On avait laissé La Rumeur, groupe phare de la scène hexagonale, sur une impression mitigée avec leur album précédent "Regain de tension". Les revoici donc avec leur nouvel opus, "Du cœur à l’outrage" dont l’objectif est de prouver que la sortie précédente n’était qu’un incident de parcours (et encore) plutôt que le déclenchement d’un irrémédiable déclin artistique du groupe. Et à l’écoute de l’album, c’est limpide, l’objectif est atteint. Tel Picasso dont l’œuvre était directement lié aux évènements marquant de sa vie avec ses périodes bleu et rose, chaque sortie de La Rumeur semble profondément imprégnée d’un fait marquant pour le groupe. Et après le procès devant la justice française sur "Regain de Tension", il semblerait qu’une des principales sources d’inspiration au moment de l’écriture de "Du cœur à l’outrage" soit les émeutes des banlieues de fin 2005. Et une source d’inspiration fertile si l’on en juge la qualité de morceau tel que "Qui ça étonne encore ?" ou "La meilleure des polices".

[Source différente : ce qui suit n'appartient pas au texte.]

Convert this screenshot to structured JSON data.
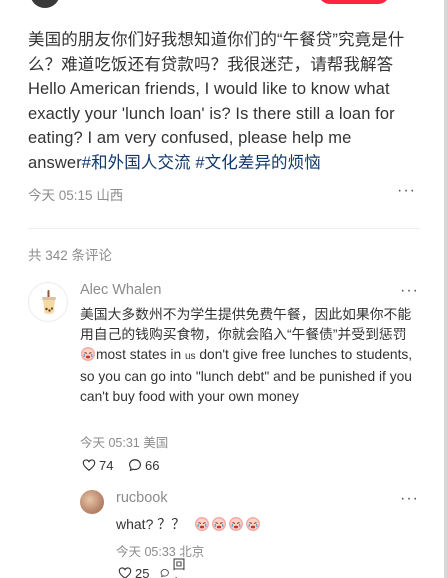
{
  "post": {
    "text": "美国的朋友你们好我想知道你们的“午餐贷”究竟是什么？难道吃饭还有贷款吗？我很迷茫，请帮我解答Hello American friends, I would like to know what exactly your 'lunch loan' is? Is there still a loan for eating? I am very confused, please help me answer",
    "tags": [
      "#和外国人交流",
      "#文化差异的烦恼"
    ],
    "date": "今天 05:15",
    "location": "山西",
    "more_label": "···"
  },
  "comments_header": {
    "count_text": "共 342 条评论"
  },
  "comments": [
    {
      "username": "Alec Whalen",
      "text_cn": "美国大多数州不为学生提供免费午餐，因此如果你不能用自己的钱购买食物，你就会陷入“午餐债”并受到惩罚",
      "us_mark": "us",
      "text_en_before": "most states in ",
      "text_en_after": " don't give free lunches to students, so you can go into \"lunch debt\" and be punished if you can't buy food with your own money",
      "date": "今天 05:31",
      "location": "美国",
      "likes": "74",
      "replies": "66",
      "avatar_icon": "bubble-tea-icon",
      "more_label": "···"
    },
    {
      "username": "rucbook",
      "text": "what? ？？",
      "emoji_icon": "crying-face-icon",
      "emoji_count": 4,
      "date": "今天 05:33",
      "location": "北京",
      "likes": "25",
      "reply_label": "回复",
      "more_label": "···"
    }
  ],
  "colors": {
    "tag": "#13386c",
    "meta_gray": "#8c8c8c",
    "follow_red": "#ff2442"
  }
}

Au niveau des individualités et de leur organisation au sein du groupe, chacun des 3 emcees principaux (Mourad étant une fois de plus largement en retrait) posent chacun 2 fois en solo. Amorcé lors des opus précédant, la montée en puissance du Bavar se poursuit pour finalement le placer sur la même ligne que Hamé et Ekoué, les leaders "naturels" (surtout Ekoué) de la formation. Tous, en tout cas, ne dérogent pas à leurs bonnes vieilles traditions, faites de réflexions et de militantisme renouvelé.

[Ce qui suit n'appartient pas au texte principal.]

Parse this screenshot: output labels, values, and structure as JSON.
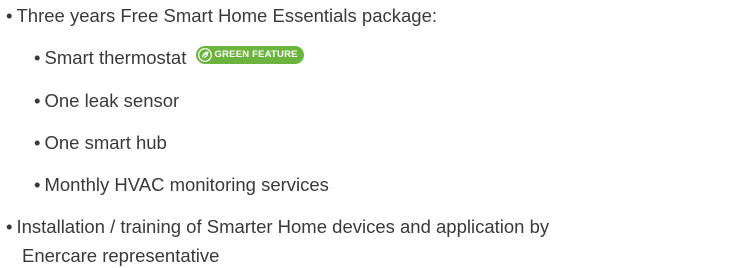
{
  "list": {
    "item1": "Three years Free Smart Home Essentials package:",
    "sub1": "Smart thermostat",
    "badge": "GREEN FEATURE",
    "sub2": "One leak sensor",
    "sub3": "One smart hub",
    "sub4": "Monthly HVAC monitoring services",
    "item2_line1": "Installation / training of Smarter Home devices and application by",
    "item2_line2": "Enercare representative"
  },
  "bullet": "•",
  "colors": {
    "text": "#3a3a3a",
    "badge": "#6db33f"
  },
  "icons": {
    "badge_icon": "leaf-swirl-icon"
  }
}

Pour mettre un bémol à tout ça, force est de constater qu’il y a plusieurs titres où j’ai vraiment beaucoup de mal à accrocher. Comme ce fut le cas sur l’album précédent, cela est dû à des beats bizarres et métalliques accompagnés par des flows inadaptés. Ce qui est d’autant plus dommage, c’est que cette mauvaise impression dégage de plusieurs chansons, dont les 3 premières ! Mauvais calcul que de mettre ses 3 plus mauvais représentants là où les meilleurs devraient figurer pour accrocher l’auditeur à la suite. Heureusement, dès le 4e track, le conceptuellement magnifique "La meilleure des polices" de Hamé balaie ses légères déceptions initiales d’un revers de la main et met tout le monde d’accord. Signalons aussi la belle et lugubre narration d’Ekoué sur "Quand la lune tombe" et son cortège d’images littéraires. A vrai dire, dans leur style respectifs, c’est une tripotée de titre remarqués et remarquable tels "Là où poussent mes racines", "Nature morte", "Tel quel", "Du sommeil, du soleil, de l’oseille", etc. ou encore ce "Je suis une bande ethnique à moi tout seul" qui sonne comme un clin d’œil à Renaud et un hommage à Noir Désir par l’entremise de Tessot-Gay présent à la guitare.
Bref, "Du cœur à l’ouvrage" est une production artistique totalement aboutie, à la qualité proche de celle affichée par les trois premiers volets presque 10 ans auparavant (!) qui resteront malgré tout, selon moi, les références ultimes et pour l’instant inégalées de La Rumeur.